SUPPLIES & TOOLS:
- 6"x 2" round pan
- Cooling grid
- Icing smoother
- 9" angled spatula
- Disposable decorating bags
- Tweezers
- Favorite cake mix or recipe
- Creamy White Decorator Icing - 4lb tub
- 6-Cell Sprinkles Mix
- Blueberry Lemonade Candy Melts Candy
- Key Lime Pie Decorating Icing Pouch
DIRECTIONS:
- Bake cake. Prepare cake batter following recipe instructions. Bake and cool three cake layers. Level, fill and stack for 6" high cake. Add sprinkles. Mix 6-cell sprinkles together. Lightly press sprinkles to bottom of cake.

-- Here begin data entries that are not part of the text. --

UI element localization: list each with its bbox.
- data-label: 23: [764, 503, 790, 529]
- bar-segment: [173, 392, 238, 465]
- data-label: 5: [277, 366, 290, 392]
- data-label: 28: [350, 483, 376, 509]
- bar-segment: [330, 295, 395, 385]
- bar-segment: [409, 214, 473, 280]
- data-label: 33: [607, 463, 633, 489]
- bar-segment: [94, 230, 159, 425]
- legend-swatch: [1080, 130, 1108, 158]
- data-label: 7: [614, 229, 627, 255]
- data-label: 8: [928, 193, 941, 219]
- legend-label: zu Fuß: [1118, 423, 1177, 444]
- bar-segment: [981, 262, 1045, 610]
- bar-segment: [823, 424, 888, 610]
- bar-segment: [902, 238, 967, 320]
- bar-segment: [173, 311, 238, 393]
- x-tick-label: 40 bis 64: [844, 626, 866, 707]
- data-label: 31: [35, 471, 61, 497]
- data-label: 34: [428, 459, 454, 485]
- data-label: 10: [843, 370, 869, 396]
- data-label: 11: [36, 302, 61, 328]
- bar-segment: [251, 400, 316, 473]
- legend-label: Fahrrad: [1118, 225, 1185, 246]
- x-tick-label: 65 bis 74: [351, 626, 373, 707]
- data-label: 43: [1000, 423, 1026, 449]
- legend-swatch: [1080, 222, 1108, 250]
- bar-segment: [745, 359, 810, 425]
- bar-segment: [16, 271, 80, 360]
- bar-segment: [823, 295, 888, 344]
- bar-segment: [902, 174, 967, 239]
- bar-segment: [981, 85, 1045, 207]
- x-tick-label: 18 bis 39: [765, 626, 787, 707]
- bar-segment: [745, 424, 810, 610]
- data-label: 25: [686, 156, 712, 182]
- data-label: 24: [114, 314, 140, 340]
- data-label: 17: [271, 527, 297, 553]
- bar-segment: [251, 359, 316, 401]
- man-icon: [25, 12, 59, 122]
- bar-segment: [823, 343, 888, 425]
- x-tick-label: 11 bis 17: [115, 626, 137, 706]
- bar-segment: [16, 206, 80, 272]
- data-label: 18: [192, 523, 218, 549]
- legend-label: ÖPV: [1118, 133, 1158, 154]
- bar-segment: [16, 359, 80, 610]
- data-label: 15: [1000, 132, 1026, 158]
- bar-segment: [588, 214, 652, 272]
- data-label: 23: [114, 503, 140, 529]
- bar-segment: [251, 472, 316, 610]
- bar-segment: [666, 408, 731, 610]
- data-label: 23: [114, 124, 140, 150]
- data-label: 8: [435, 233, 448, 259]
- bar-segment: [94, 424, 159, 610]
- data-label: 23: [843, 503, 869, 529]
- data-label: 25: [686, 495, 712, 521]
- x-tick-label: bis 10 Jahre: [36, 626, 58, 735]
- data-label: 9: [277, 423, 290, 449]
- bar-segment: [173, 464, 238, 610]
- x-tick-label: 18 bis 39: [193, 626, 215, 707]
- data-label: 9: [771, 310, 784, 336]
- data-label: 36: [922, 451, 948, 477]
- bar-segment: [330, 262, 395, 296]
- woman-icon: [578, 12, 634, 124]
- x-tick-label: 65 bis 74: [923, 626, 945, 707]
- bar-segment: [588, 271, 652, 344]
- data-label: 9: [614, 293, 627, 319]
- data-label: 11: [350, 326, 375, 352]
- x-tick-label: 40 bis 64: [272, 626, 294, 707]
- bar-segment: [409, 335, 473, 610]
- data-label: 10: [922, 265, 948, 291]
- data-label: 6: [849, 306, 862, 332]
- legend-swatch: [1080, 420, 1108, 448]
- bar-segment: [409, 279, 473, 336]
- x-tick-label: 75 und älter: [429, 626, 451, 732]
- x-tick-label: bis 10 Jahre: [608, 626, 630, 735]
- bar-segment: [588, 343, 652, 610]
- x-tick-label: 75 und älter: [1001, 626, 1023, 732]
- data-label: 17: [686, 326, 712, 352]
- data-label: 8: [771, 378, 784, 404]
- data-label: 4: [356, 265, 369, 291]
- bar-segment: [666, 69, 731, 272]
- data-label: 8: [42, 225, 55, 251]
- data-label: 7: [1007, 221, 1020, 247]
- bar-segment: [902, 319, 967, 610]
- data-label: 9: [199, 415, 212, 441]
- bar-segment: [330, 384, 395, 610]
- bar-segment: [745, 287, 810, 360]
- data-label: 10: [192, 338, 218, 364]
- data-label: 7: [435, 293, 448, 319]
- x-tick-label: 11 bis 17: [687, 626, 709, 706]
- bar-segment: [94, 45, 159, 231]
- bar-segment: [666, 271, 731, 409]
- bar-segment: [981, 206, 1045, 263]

Reserve remaining sprinkles mix. Melt candy. Melt Blueberry Lemonade candy according to package directions. Prepare decorating bag with melted candy; cut 1/4" from tip of bag. Pipe melted candy on top of cake, then pipe drips down side of cake. Immediately top cake with some of the remaining sprinkles. Chill cake until set, about 10-15 minutes. Reserve remaining melted candy and sprinkles for later step. Pipe border. Prepare icing pouch with star tip. Using e-motion technique, pipe border around top of cake. Decorate cake. Using remaining melted candy and tweezers, attach remaining sprinkles to top of cake and candy drips on side of cake.